Kastamonu Lahikası | Mektup 120 | 187
(186-193)
(120)

ÎCAZ İLE BEYAN İ’CAZ-I KUR’AN

Bir zaman rü’yada gördüm ki: Ağrı Dağı altındayım. Birden dağ patladı, dağ gibi taşları âleme dağıttı, sarstı cihanı.

Füc’eten bir adam yanımda peyda oldu. Dedi ki: Îcaz ile beyan et, icmal ile îcaz et, bildiğin enva’-ı i’caz-ı Kur’anî! Daha rü’yada iken ta’birini düşündüm. Dedim: Şuradaki infilâk, beşerde bir inkılâba misal. İnkılabda ise elbet hüda-yı Furkanî, Her tarafta yükselip hem de hâkim olacak. İ’cazının beyanı, zamanı da gelecek!

O sâile cevaben dedim: İ’caz-ı Kur’anî, yedi menâbi-i külliyeden tecelli, hem yedi anasırdan terekküb eder.

Birinci Menba’:
Lafzın fesahatından selaset-i lîsanı; Nazmın cezaletinden, ma’na belâgatından, mefhumların bedaatından, mazmunların berâatından, üslûbların garabetinden birden tevellüd eden bârika-i beyanı.

Onlarla oldu mümtezic, mizâc-ı i’cazında acib bir nakş-ı beyan, garîb bir san’at-ı lîsanî. Tekrarı hiç bir zaman usandırmaz insanı.

İkinci Unsur ise: Umûr-u kevniyede gaybî olan esâsât, İlâhî hakaikten, gaybî olan esrardan, gaybî-yi âsumanî.

Mâzide kaybolan gaybî olan umûrdan, müstakbelde müstetir kalmış olan ahvalden, birden tazammun eden bir ilm-ül guyub hızanı.

Âlem-ül guyub lîsanı, şehâdet âlemiyle konuşuyor erkânı, rumuz ile beyanı, hedef nev-i insanî, i’cazın bir lem’a-i nûranî...

Üçüncü Menba’ ise: Beş cihetle hârika bir câmiiyet vardır. Lafzında, Ma’nasında, ahkâmında, hem ilminde, makasıdın mîzanı.

Lafzı tazammun eder pek vâsi’ ihtimalât; hem vücûh-u kesîre ki, her biri nazar-ı belâgatta müstahsen, arabiyece sahih, sırr-ı teşriî lâyık görüyor ânı.

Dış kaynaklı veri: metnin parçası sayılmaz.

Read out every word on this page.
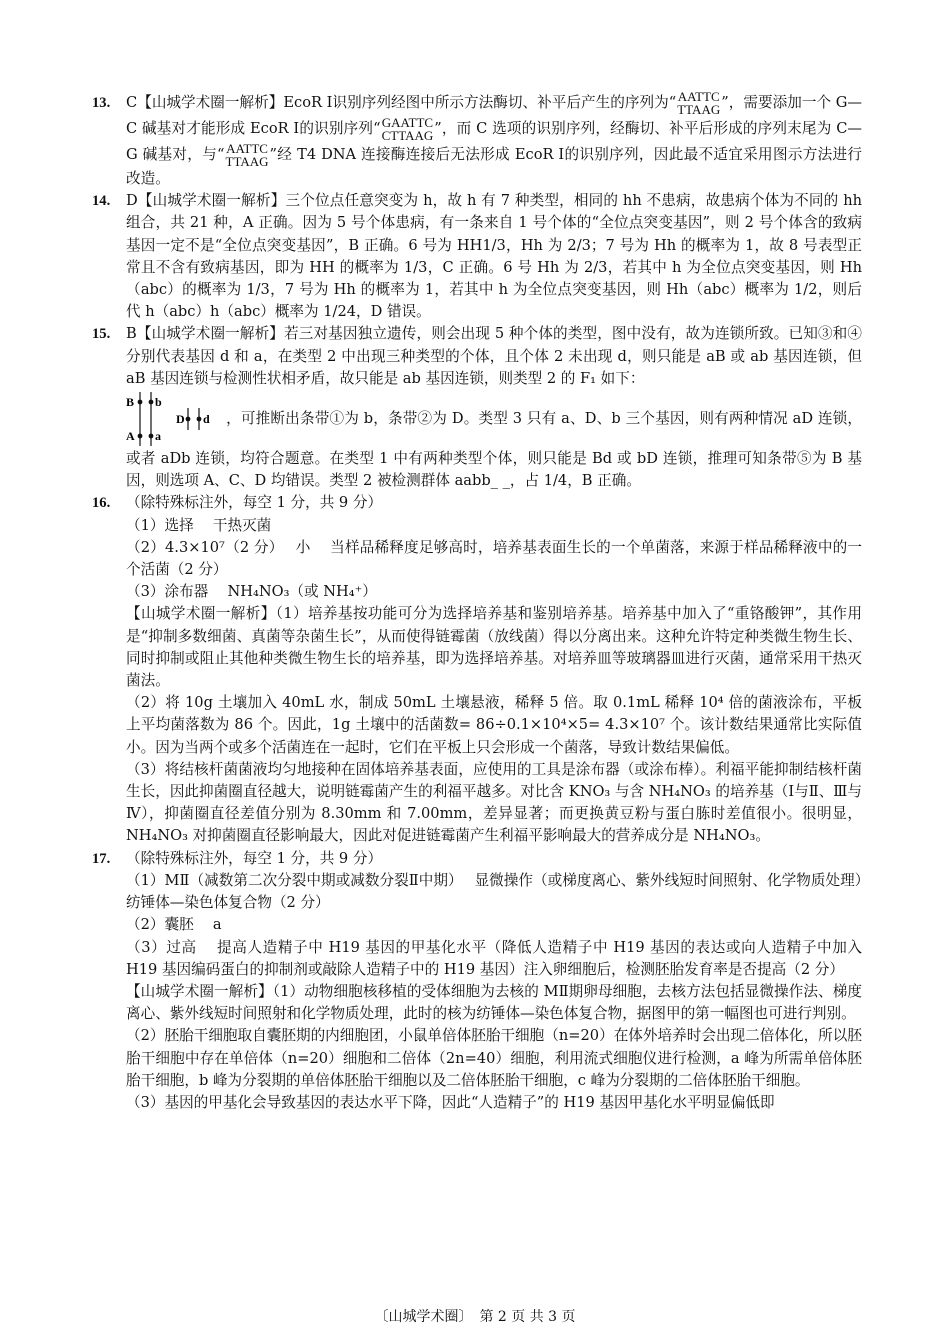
13. C【山城学术圈一解析】EcoR Ⅰ识别序列经图中所示方法酶切、补平后产生的序列为“ AATTC
TTAAG ”，需要添加一个 G—C 碱基对才能形成 EcoR Ⅰ的识别序列“ GAATTC
CTTAAG ”，而 C 选项的识别序列，经酶切、补平后形成的序列末尾为 C—G 碱基对，与“ AATTC
TTAAG ”经 T4 DNA 连接酶连接后无法形成 EcoR Ⅰ的识别序列，因此最不适宜采用图示方法进行改造。

14. D【山城学术圈一解析】三个位点任意突变为 h，故 h 有 7 种类型，相同的 hh 不患病，故患病个体为不同的 hh 组合，共 21 种，A 正确。因为 5 号个体患病，有一条来自 1 号个体的“全位点突变基因”，则 2 号个体含的致病基因一定不是“全位点突变基因”，B 正确。6 号为 HH1/3，Hh 为 2/3；7 号为 Hh 的概率为 1，故 8 号表型正常且不含有致病基因，即为 HH 的概率为 1/3，C 正确。6 号 Hh 为 2/3，若其中 h 为全位点突变基因，则 Hh（abc）的概率为 1/3，7 号为 Hh 的概率为 1，若其中 h 为全位点突变基因，则 Hh（abc）概率为 1/2，则后代 h（abc）h（abc）概率为 1/24，D 错误。

15. B【山城学术圈一解析】若三对基因独立遗传，则会出现 5 种个体的类型，图中没有，故为连锁所致。已知③和④分别代表基因 d 和 a，在类型 2 中出现三种类型的个体，且个体 2 未出现 d，则只能是 aB 或 ab 基因连锁，但 aB 基因连锁与检测性状相矛盾，故只能是 ab 基因连锁，则类型 2 的 F₁ 如下：

B b
A a
D d ，可推断出条带①为 b，条带②为 D。类型 3 只有 a、D、b 三个基因，则有两种情况 aD 连锁，或者 aDb 连锁，均符合题意。在类型 1 中有两种类型个体，则只能是 Bd 或 bD 连锁，推理可知条带⑤为 B 基因，则选项 A、C、D 均错误。类型 2 被检测群体 aabb_ _，占 1/4，B 正确。

16. （除特殊标注外，每空 1 分，共 9 分）

（1）选择　 干热灭菌

（2）4.3×10⁷（2 分）　 小　 当样品稀释度足够高时，培养基表面生长的一个单菌落，来源于样品稀释液中的一个活菌（2 分）

（3）涂布器　 NH₄NO₃（或 NH₄⁺）

【山城学术圈一解析】（1）培养基按功能可分为选择培养基和鉴别培养基。培养基中加入了“重铬酸钾”，其作用是“抑制多数细菌、真菌等杂菌生长”，从而使得链霉菌（放线菌）得以分离出来。这种允许特定种类微生物生长、同时抑制或阻止其他种类微生物生长的培养基，即为选择培养基。对培养皿等玻璃器皿进行灭菌，通常采用干热灭菌法。

（2）将 10g 土壤加入 40mL 水，制成 50mL 土壤悬液，稀释 5 倍。取 0.1mL 稀释 10⁴ 倍的菌液涂布，平板上平均菌落数为 86 个。因此，1g 土壤中的活菌数= 86÷0.1×10⁴×5= 4.3×10⁷ 个。该计数结果通常比实际值小。因为当两个或多个活菌连在一起时，它们在平板上只会形成一个菌落，导致计数结果偏低。

（3）将结核杆菌菌液均匀地接种在固体培养基表面，应使用的工具是涂布器（或涂布棒）。利福平能抑制结核杆菌生长，因此抑菌圈直径越大，说明链霉菌产生的利福平越多。对比含 KNO₃ 与含 NH₄NO₃ 的培养基（Ⅰ与Ⅱ、Ⅲ与Ⅳ），抑菌圈直径差值分别为 8.30mm 和 7.00mm，差异显著；而更换黄豆粉与蛋白胨时差值很小。很明显，NH₄NO₃ 对抑菌圈直径影响最大，因此对促进链霉菌产生利福平影响最大的营养成分是 NH₄NO₃。

17. （除特殊标注外，每空 1 分，共 9 分）

（1）MⅡ（减数第二次分裂中期或减数分裂Ⅱ中期）　 显微操作（或梯度离心、紫外线短时间照射、化学物质处理）　 纺锤体—染色体复合物（2 分）

（2）囊胚　 a

（3）过高　 提高人造精子中 H19 基因的甲基化水平（降低人造精子中 H19 基因的表达或向人造精子中加入 H19 基因编码蛋白的抑制剂或敲除人造精子中的 H19 基因）注入卵细胞后，检测胚胎发育率是否提高（2 分）

【山城学术圈一解析】（1）动物细胞核移植的受体细胞为去核的 MⅡ期卵母细胞，去核方法包括显微操作法、梯度离心、紫外线短时间照射和化学物质处理，此时的核为纺锤体—染色体复合物，据图甲的第一幅图也可进行判别。

（2）胚胎干细胞取自囊胚期的内细胞团，小鼠单倍体胚胎干细胞（n=20）在体外培养时会出现二倍体化，所以胚胎干细胞中存在单倍体（n=20）细胞和二倍体（2n=40）细胞，利用流式细胞仪进行检测，a 峰为所需单倍体胚胎干细胞，b 峰为分裂期的单倍体胚胎干细胞以及二倍体胚胎干细胞，c 峰为分裂期的二倍体胚胎干细胞。

（3）基因的甲基化会导致基因的表达水平下降，因此“人造精子”的 H19 基因甲基化水平明显偏低即

〔山城学术圈〕　第 2 页 共 3 页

Ma’nasında: Meşârib-i evliya, ezvâk-ı ârifîni, mezâhib-i sâlikîn, turuk-u mütekillimîn, menâhic-i hükema, o i’caz-ı beyanî birden ihata etmiş, hem de tazammun etmiş. Delâletinde vüs’at, ma’nasında genişlik. Bu pencere ile baksan, görürsün ne geniştir meydanı!

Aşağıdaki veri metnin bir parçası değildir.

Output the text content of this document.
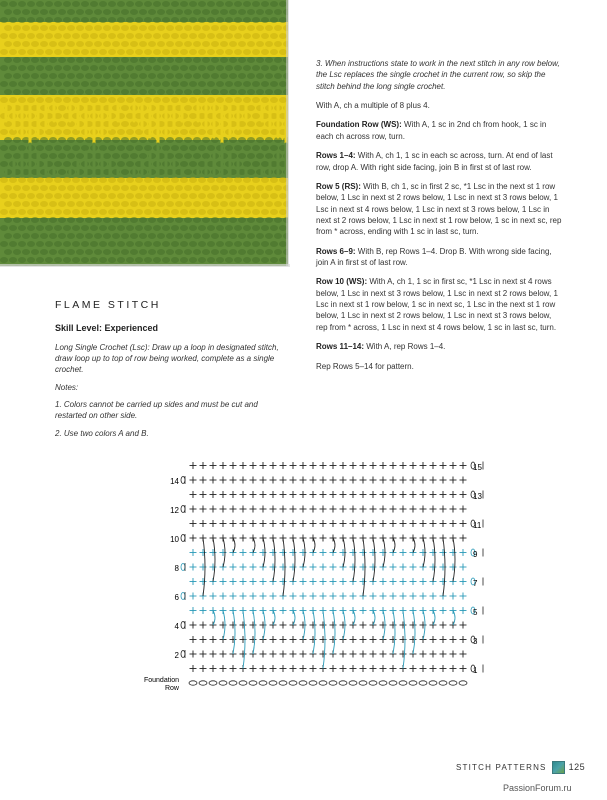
FLAME STITCH
Skill Level: Experienced

Long Single Crochet (Lsc): Draw up a loop in designated stitch, draw loop up to top of row being worked, complete as a single crochet.

Notes:

1. Colors cannot be carried up sides and must be cut and restarted on other side.

2. Use two colors A and B.

3. When instructions state to work in the next stitch in any row below, the Lsc replaces the single crochet in the current row, so skip the stitch behind the long single crochet.

With A, ch a multiple of 8 plus 4.

Foundation Row (WS): With A, 1 sc in 2nd ch from hook, 1 sc in each ch across row, turn.

Rows 1–4: With A, ch 1, 1 sc in each sc across, turn. At end of last row, drop A. With right side facing, join B in first st of last row.

Row 5 (RS): With B, ch 1, sc in first 2 sc, *1 Lsc in the next st 1 row below, 1 Lsc in next st 2 rows below, 1 Lsc in next st 3 rows below, 1 Lsc in next st 4 rows below, 1 Lsc in next st 3 rows below, 1 Lsc in next st 2 rows below, 1 Lsc in next st 1 row below, 1 sc in next sc, rep from * across, ending with 1 sc in last sc, turn.

Rows 6–9: With B, rep Rows 1–4. Drop B. With wrong side facing, join A in first st of last row.

Row 10 (WS): With A, ch 1, 1 sc in first sc, *1 Lsc in next st 4 rows below, 1 Lsc in next st 3 rows below, 1 Lsc in next st 2 rows below, 1 Lsc in next st 1 row below, 1 sc in next sc, 1 Lsc in the next st 1 row below, 1 Lsc in next st 2 rows below, 1 Lsc in next st 3 rows below, rep from * across, 1 Lsc in next st 4 rows below, 1 sc in last sc, turn.

Rows 11–14: With A, rep Rows 1–4.

Rep Rows 5–14 for pattern.

14
12
10
8
6
4
2
15
13
11
9
7
5
3
1
Foundation
Row
STITCH PATTERNS 125
PassionForum.ru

Ahkâmdaki istiab: Şu hârika şeriât ondan olmuş istinbat. Saadet-i dâreynin bütün desâtirini, bütün esbâb-ı emni,

İçtimaî hayatın bütün revabıtını, vesâil-i terbiye, hakaik-i ahvali birden tazammun etmiş onun tarz-ı beyanı.

İlmindeki istiğrak: Hem ulûm-u kevniye, hem ulûm-u İlâhî, onda meratib-i delâlat, rumuz ile işârât, sureler surlarında cem’etmiştir cinanı.

Makasıd ve gâyâtta: Müvazenet, ittirad, fıtrat desâtirine mutabakat, ittihad; tam müraat etmiş, hıfzeylemiş mîzanı.